Au cours de l’audience publique tenue le 2 mars à 10 heures en présence de Mme Noguero, greffière d’audience, ont été entendus :

- les rapports de Mme Boyer, juge des référés ;

- les observations de Me Versini-Campinchi pour la SAS CPV SUN 40, qui maintient les conclusions et moyens de sa requête, il précise le contexte des affaires appelées à l’audience, deux zones distinctes sont concernées et l’erreur d’appréciation porte essentiellement sur la zone Est ; s’agissant de la condition d’urgence, il ajoute que la suspension aura pour effet un gain de temps évident, car la société peut engager le raccordement au réseau dès le 1er semestre 2026, même si le permis de construire est provisoire, cela lui ferait gagner 18 mois ; s’agissant de la légalité externe, il maintient le défaut de motivation en particulier pour la zone Est ; s’agissant de la légalité interne, au regard les articles L151-11 et règlement zone A, la zone Est, est une ancienne carrière et depuis 2013, aucune activité agricole ne s’y est développé, pas de déclaration PAC, pas d’évolution depuis 2013, la CDPENAF a donné un avis favorable au projet ; le projet n’est pas un projet agrivoltaïque, ici aucune activité ne peut être exercée, projet n’a pas à être accompagné d’un volet agricole ; le document cadre du nouveau régime ne s’applique pas à la demande très ancienne, l’argument avancé selon lequel il y aurait eu un réaménagement en vigne en 2006, ne correspond pas à la réalité du terrain actuel ; s’agissant de la sécurité : il est produit un plan de masse après refus qui régularise le projet, l’avis du SDIS postérieur au refus montre que prescriptions pouvaient être mises en œuvre.


La clôture des instructions a été prononcée à l’issue de l’audience.


Considérant ce qui suit :


1. Par un arrêté du 10 mars 2025, le préfet de Vaucluse a refusé de délivrer à la SAS CPV SUN 40 un permis de construire une centrale photovoltaïque au sol d'une puissance de 1,83 Mwc, composée de 0,82 hectare de panneaux, deux postes de transformation et d'une clôture, lieu-dit « Coudoulet » en zone agricole de la commune d'Orange-secteur Ouest. La SAS CPV SUN 40 demande au juge des référés sur le fondement de l’article L.521-1 du code de justice administrative de suspendre l’exécution de cet arrêté.

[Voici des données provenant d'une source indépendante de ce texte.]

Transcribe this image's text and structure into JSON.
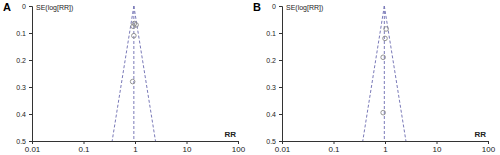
{
  "chart_data": [
    {
      "type": "scatter",
      "title": "A",
      "x_label": "RR",
      "y_label": "SE(log[RR])",
      "x": [
        0.97,
        1.05,
        0.92,
        0.95,
        0.9
      ],
      "y": [
        0.065,
        0.07,
        0.075,
        0.11,
        0.28
      ],
      "xlim": [
        0.01,
        100
      ],
      "xticks": [
        0.01,
        0.1,
        1,
        10,
        100
      ],
      "ylim": [
        0,
        0.5
      ],
      "yticks": [
        0,
        0.1,
        0.2,
        0.3,
        0.4,
        0.5
      ],
      "log": "x",
      "marker": "circle",
      "color": "#8a8a8a",
      "funnel": {
        "center": 0.95,
        "lower": 0.36,
        "upper": 2.5,
        "line_style": "dashed",
        "color": "#7a7ab8"
      }
    },
    {
      "type": "scatter",
      "title": "B",
      "x_label": "RR",
      "y_label": "SE(log[RR])",
      "x": [
        1.05,
        1.0,
        0.92,
        0.92
      ],
      "y": [
        0.085,
        0.12,
        0.19,
        0.395
      ],
      "xlim": [
        0.01,
        100
      ],
      "xticks": [
        0.01,
        0.1,
        1,
        10,
        100
      ],
      "ylim": [
        0,
        0.5
      ],
      "yticks": [
        0,
        0.1,
        0.2,
        0.3,
        0.4,
        0.5
      ],
      "log": "x",
      "marker": "circle",
      "color": "#8a8a8a",
      "funnel": {
        "center": 0.97,
        "lower": 0.37,
        "upper": 2.55,
        "line_style": "dashed",
        "color": "#7a7ab8"
      }
    }
  ]
}
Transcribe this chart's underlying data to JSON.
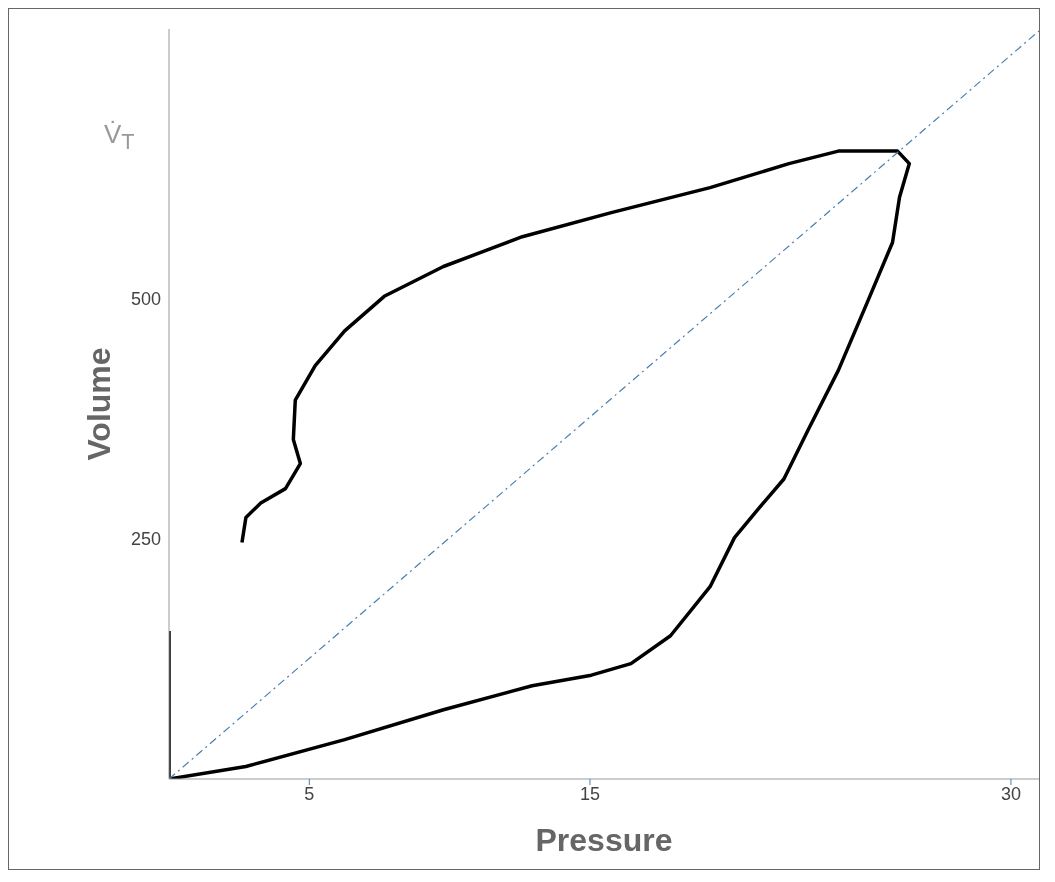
{
  "chart_data": {
    "type": "line",
    "xlabel": "Pressure",
    "ylabel": "Volume",
    "annotations": [
      "V̇$_{T}$"
    ],
    "xlim": [
      0,
      31
    ],
    "xticks": [
      5,
      15,
      30
    ],
    "ylim": [
      0,
      780
    ],
    "yticks": [
      250,
      500
    ],
    "marker": "none",
    "series": [
      {
        "color": "#000000",
        "line_style": "solid",
        "x": [
          2.6,
          2.74,
          3.27,
          4.15,
          4.68,
          4.43,
          4.5,
          5.21,
          6.26,
          7.67,
          9.78,
          12.59,
          15.76,
          19.28,
          22.09,
          23.85,
          25.96,
          26.38,
          26.03,
          25.78,
          24.9,
          23.85,
          22.79,
          21.91,
          21.03,
          20.15,
          19.28,
          17.87,
          16.46,
          15.05,
          12.94,
          9.78,
          6.26,
          2.74,
          0,
          0
        ],
        "values": [
          246,
          272,
          287,
          302,
          328,
          353,
          394,
          430,
          466,
          502,
          533,
          564,
          589,
          615,
          640,
          653,
          653,
          640,
          605,
          558,
          497,
          425,
          364,
          312,
          282,
          251,
          200,
          149,
          120,
          108,
          97,
          72,
          41,
          13,
          0,
          154
        ]
      },
      {
        "color": "#4a7fb0",
        "line_style": "dashed",
        "x": [
          0,
          31
        ],
        "values": [
          0,
          778
        ]
      }
    ]
  }
}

Sur les conclusions à fin de suspension :

2. Aux termes de l’article L. 521-1 du code de justice administrative : « Quand une décision administrative, même de rejet, fait l’objet d’une requête en annulation ou en réformation, le juge des référés, saisi d’une demande en ce sens, peut ordonner la suspension de l’exécution de cette décision, ou de certains de ses effets, lorsque l’urgence le justifie et qu’il est fait état d’un moyen propre à créer, en l’état de l’instruction, un doute sérieux quant à la légalité de la décision. (…) ». Il résulte de ces dispositions que le prononcé d’une ordonnance de suspension de l’exécution d’une décision administrative est subordonné à la réunion cumulative de l’existence d’une situation d’urgence et d’un moyen propre à créer, en l’état de l’instruction, un doute sérieux quant à la légalité de la décision attaquée.

3. En l’état de l’instruction, aucun des moyens tels qu’analysés dans les visas n’est de nature à faire naître un doute sérieux quant à la légalité de l’arrêté contesté.

4. Il résulte de tout ce qui précède que la requête de la SAS SCP SUN 40 doit être rejetée dans toutes ses conclusions.


O R D O N N E


Article 1er : La requête de la SAS CPV SUN 40 est rejetée.
Article 2 : La présente ordonnance sera notifiée à la SAS CPV SUN 40 et au préfet de Vaucluse.

Copie sera adressée à la commune d’Orange.

Fait à Nîmes, le 4 mars 2026.


La juge des référés,



C. BOYER


La République mande et ordonne au ministre de l’aménagement du territoire et de la décentralisation en ce qui le concerne ou à tous commissaires de justice à ce requis, en ce qui concerne les voies de droit commun contre les parties privées de pourvoir à l’exécution de la présente décision.